Mesures commerciales exceptionnelles en faveur des pays et territoires participant ou liés au processus de stabilisation et d’association

2025/0108(COD)

OBJECTIF : garantir le développement économique durable des partenaires des Balkans occidentaux.

ACTE PROPOSÉ : Règlement du Parlement européen et du Conseil.

RÔLE DU PARLEMENT EUROPÉEN : le Parlement européen décide conformément à la procédure législative ordinaire et sur un pied d’égalité avec le Conseil.

CONTEXTE : les Balkans occidentaux bénéficient de mesures commerciales autonomes depuis l’an 2000, avant même que l’Union n’ait conclu d’accord de stabilisation et d’association (les «ASA») avec les partenaires des Balkans occidentaux.

Le règlement (UE) 2024/823 du Conseil établit un système de mesures commerciales autonomes entre l’Union et les pays et territoires des Balkans occidentaux en exonérant de droits de douane et de taxes d’effet équivalent certains produits agricoles originaires des Balkans occidentaux et en donnant à certains produits vitivinicoles originaires des Balkans occidentaux l’accès à un contingent tarifaire global.

Les mesures commerciales autonomes actuelles pour les Balkans occidentaux portent sur deux avantages: 1) la suspension des droits spécifiques pour tous les fruits et légumes soumis au système des prix d’entrée et, 2) l’accès à un contingent tarifaire global pour le vin qui est disponible selon le principe du «premier arrivé, premier servi» une fois que les pays concernés ont épuisé le contingent national prévu dans leur ASA respectif. Toutefois, le règlement (UE) 2024/823 expire le 31 décembre 2025.

Malgré leur portée limitée, les mesures commerciales autonomes actuelles restent importantes. Le système de mesures commerciales autonomes constitue un soutien précieux pour les économies des partenaires des Balkans occidentaux et n’a pas d’effets négatifs pour l’Union.

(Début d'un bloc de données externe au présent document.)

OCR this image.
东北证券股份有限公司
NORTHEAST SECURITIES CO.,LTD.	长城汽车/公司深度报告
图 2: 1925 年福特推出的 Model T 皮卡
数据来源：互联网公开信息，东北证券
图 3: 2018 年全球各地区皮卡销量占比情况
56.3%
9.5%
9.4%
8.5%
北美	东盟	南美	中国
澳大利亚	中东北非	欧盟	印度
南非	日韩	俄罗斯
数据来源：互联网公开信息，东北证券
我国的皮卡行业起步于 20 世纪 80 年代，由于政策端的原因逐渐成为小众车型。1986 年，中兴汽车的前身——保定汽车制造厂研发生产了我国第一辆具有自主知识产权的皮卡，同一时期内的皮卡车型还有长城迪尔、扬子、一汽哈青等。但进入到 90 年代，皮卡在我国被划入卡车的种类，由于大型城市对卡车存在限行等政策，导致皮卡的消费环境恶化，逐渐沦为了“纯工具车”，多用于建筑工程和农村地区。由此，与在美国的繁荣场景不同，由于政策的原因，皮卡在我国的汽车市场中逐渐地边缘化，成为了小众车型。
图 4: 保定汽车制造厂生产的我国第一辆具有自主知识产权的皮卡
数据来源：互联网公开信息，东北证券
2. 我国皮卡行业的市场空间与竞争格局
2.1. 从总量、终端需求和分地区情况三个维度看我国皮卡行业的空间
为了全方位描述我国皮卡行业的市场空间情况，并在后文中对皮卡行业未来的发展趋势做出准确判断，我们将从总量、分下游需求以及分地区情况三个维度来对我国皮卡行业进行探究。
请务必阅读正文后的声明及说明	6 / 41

L’Union devrait donc continuer à soutenir les économies vulnérables de la région.

CONTENU : la Commission propose de continuer à soutenir les économies vulnérables de la région des Balkans occidentaux en prolongeant la période d’application du règlement (UE) 2024/823 de cinq années supplémentaires, soit jusqu’au 31 décembre 2030.

Outre la prolongation de la période d’application du règlement, des modifications au règlement (UE) 2024/823 sont proposées afin de clarifier ses règles relatives à la suspension et à la suspension temporaire des avantages.

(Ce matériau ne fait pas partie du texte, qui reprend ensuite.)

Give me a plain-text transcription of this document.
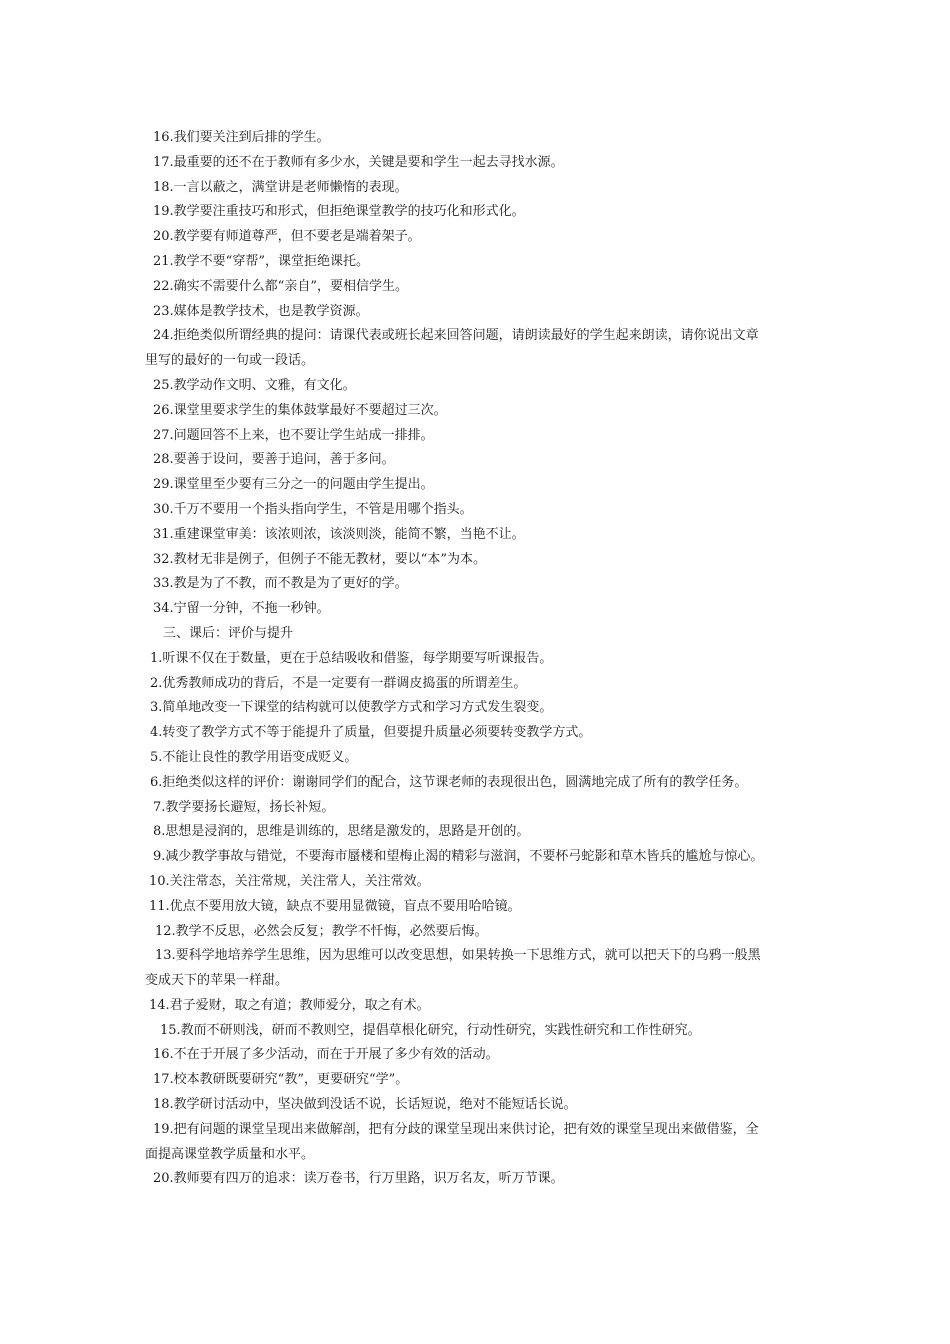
16.我们要关注到后排的学生。
17.最重要的还不在于教师有多少水，关键是要和学生一起去寻找水源。
18.一言以蔽之，满堂讲是老师懒惰的表现。
19.教学要注重技巧和形式，但拒绝课堂教学的技巧化和形式化。
20.教学要有师道尊严，但不要老是端着架子。
21.教学不要“穿帮”，课堂拒绝课托。
22.确实不需要什么都“亲自”，要相信学生。
23.媒体是教学技术，也是教学资源。
24.拒绝类似所谓经典的提问：请课代表或班长起来回答问题，请朗读最好的学生起来朗读，请你说出文章
里写的最好的一句或一段话。
25.教学动作文明、文雅，有文化。
26.课堂里要求学生的集体鼓掌最好不要超过三次。
27.问题回答不上来，也不要让学生站成一排排。
28.要善于设问，要善于追问，善于多问。
29.课堂里至少要有三分之一的问题由学生提出。
30.千万不要用一个指头指向学生，不管是用哪个指头。
31.重建课堂审美：该浓则浓，该淡则淡，能简不繁，当艳不让。
32.教材无非是例子，但例子不能无教材，要以“本”为本。
33.教是为了不教，而不教是为了更好的学。
34.宁留一分钟，不拖一秒钟。
三、课后：评价与提升
1.听课不仅在于数量，更在于总结吸收和借鉴，每学期要写听课报告。
2.优秀教师成功的背后，不是一定要有一群调皮捣蛋的所谓差生。
3.简单地改变一下课堂的结构就可以使教学方式和学习方式发生裂变。
4.转变了教学方式不等于能提升了质量，但要提升质量必须要转变教学方式。
5.不能让良性的教学用语变成贬义。
6.拒绝类似这样的评价：谢谢同学们的配合，这节课老师的表现很出色，圆满地完成了所有的教学任务。
7.教学要扬长避短，扬长补短。
8.思想是浸润的，思维是训练的，思绪是激发的，思路是开创的。
9.减少教学事故与错觉，不要海市蜃楼和望梅止渴的精彩与滋润，不要杯弓蛇影和草木皆兵的尴尬与惊心。
10.关注常态，关注常规，关注常人，关注常效。
11.优点不要用放大镜，缺点不要用显微镜，盲点不要用哈哈镜。
12.教学不反思，必然会反复；教学不忏悔，必然要后悔。
13.要科学地培养学生思维，因为思维可以改变思想，如果转换一下思维方式，就可以把天下的乌鸦一般黑
变成天下的苹果一样甜。
14.君子爱财，取之有道；教师爱分，取之有术。
15.教而不研则浅，研而不教则空，提倡草根化研究，行动性研究，实践性研究和工作性研究。
16.不在于开展了多少活动，而在于开展了多少有效的活动。
17.校本教研既要研究“教”，更要研究“学”。
18.教学研讨活动中，坚决做到没话不说，长话短说，绝对不能短话长说。
19.把有问题的课堂呈现出来做解剖，把有分歧的课堂呈现出来供讨论，把有效的课堂呈现出来做借鉴，全
面提高课堂教学质量和水平。
20.教师要有四万的追求：读万卷书，行万里路，识万名友，听万节课。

L’octroi du bénéfice des arrangements préférentiels serait subordonné :

- à l’engagement des parties bénéficiaires dans une coopération administrative effective avec l’Union, y compris aux fins de la vérification de la preuve de l’origine, afin de prévenir tout risque de fraude;

- à la volonté des parties bénéficiaires de s’engager dans des réformes économiques efficaces et dans une coopération régionale avec d’autres pays participant au processus de stabilisation et d’association, notamment par l’instauration de zones de libre-échange conformément à l’article XXIV de l’accord GATT de 1994 et autres dispositions y afférentes de l’OMC.

En cas de non-respect, la Commission pourrait suspendre, en tout ou en partie, le droit de la partie bénéficiaire concernée de bénéficier des avantages octroyés au titre du règlement.

La Commission pourrait, compte tenu de la sensibilité particulière du marché agricole, adopter des mesures appropriées par voie d’actes d’exécution si des importations de produits agricoles provoquent des perturbations graves des marchés de l’Union et de leurs mécanismes régulateurs.

Lorsque la Commission juge suffisants les éléments de preuve de fraude ou de l’augmentation massive des importations dans l’Union au-delà du niveau de production et des capacités d’exportation habituels, elle pourra prendre, sous certaines conditions, des mesures pour suspendre, en tout ou en partie, les arrangements prévus par le règlement pour une période de trois mois.

Enfin, étant donné que les préférences unilatérales accordées au Kosovo figurent dans l’ASA UE-Kosovo, qui est le dernier ASA à être entré en vigueur, le 1er avril 2016, les préférences commerciales autonomes ne comprennent plus aucune concession commerciale dans le secteur de la pêche. Par souci de clarté, il est donc proposé de supprimer les références obsolètes aux marchés de la pêche et aux produits de la pêche qui figurent à l’article 3, paragraphe 2.